Understanding slice notation:

It's pretty simple really:

```a[start:stop]  # items start through stop-1
a[start:]      # items start through the rest of the array
a[:stop]       # items from the beginning through stop-1
a[:]           # a copy of the whole array
```

There is also the step value, which can be used with any of the above:

```a[start:stop:step] # start through not past stop, by step
```

The key point to remember is that the :stop value represents the first value that is not in the selected slice. So, the difference between stop and start is the number of elements selected (if step is 1, the default).

The other feature is that start or stop may be a negative number, which means it counts from the end of the array instead of the beginning. So:

```a[-1]    # last item in the array
a[-2:]   # last two items in the array
a[:-2]   # everything except the last two items
```

Similarly, step may be a negative number:

```a[::-1]    # all items in the array, reversed
a[1::-1]   # the first two items, reversed
a[:-3:-1]  # the last two items, reversed
a[-3::-1]  # everything except the last two items, reversed
```

Python is kind to the programmer if there are fewer items than you ask for.

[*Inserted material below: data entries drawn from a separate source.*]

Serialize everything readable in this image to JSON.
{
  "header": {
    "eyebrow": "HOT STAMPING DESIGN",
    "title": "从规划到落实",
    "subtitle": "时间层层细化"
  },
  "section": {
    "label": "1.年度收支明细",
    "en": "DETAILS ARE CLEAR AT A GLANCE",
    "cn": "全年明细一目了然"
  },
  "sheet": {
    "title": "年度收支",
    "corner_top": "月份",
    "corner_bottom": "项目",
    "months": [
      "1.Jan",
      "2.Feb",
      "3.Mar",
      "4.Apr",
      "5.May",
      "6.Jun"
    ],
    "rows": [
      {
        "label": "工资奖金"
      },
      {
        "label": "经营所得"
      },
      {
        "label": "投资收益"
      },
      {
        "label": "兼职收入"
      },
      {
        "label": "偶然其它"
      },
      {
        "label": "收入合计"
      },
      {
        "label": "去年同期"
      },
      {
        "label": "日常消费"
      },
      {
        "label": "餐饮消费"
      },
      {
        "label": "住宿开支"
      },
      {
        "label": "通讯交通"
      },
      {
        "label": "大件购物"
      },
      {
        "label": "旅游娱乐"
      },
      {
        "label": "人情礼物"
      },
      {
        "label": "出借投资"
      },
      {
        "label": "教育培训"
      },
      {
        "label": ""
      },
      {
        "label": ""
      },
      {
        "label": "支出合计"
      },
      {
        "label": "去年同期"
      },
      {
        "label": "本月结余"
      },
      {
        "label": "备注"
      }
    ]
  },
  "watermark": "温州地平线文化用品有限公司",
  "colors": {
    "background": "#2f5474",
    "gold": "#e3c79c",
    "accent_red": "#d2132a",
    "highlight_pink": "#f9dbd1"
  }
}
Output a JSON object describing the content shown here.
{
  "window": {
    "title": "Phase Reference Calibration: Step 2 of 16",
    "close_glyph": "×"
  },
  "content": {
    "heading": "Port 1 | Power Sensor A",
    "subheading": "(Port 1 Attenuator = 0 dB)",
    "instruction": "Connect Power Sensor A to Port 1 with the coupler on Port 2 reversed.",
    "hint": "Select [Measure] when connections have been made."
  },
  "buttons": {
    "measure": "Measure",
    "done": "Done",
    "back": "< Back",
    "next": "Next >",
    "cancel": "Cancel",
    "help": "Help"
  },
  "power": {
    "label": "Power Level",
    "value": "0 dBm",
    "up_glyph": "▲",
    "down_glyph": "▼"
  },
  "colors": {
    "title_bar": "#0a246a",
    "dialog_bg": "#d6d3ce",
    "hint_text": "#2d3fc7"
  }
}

For example, if you ask for a[:-2] and a only contains one element, you get an empty list instead of an error. Sometimes you would prefer the error, so you have to be aware that this may happen.

Relation to slice() object

The slicing operator [] is actually being used in the above code with a slice() object using the : notation (which is only valid within []), i.e.:

```a[start:stop:step]
```

is equivalent to:

```a[slice(start, stop, step)]
```

Slice objects also behave slightly differently depending on the number of arguments, similarly to range(), i.e. both slice(stop) and slice(start, stop[, step]) are supported. To skip specifying a given argument, one might use None, so that e.g. a[start:] is equivalent to a[slice(start, None)] or a[::-1] is equivalent to a[slice(None, None, -1)].

While the : -based notation is very helpful for simple slicing, the explicit use of slice() objects simplifies the programmatic generation of slicing.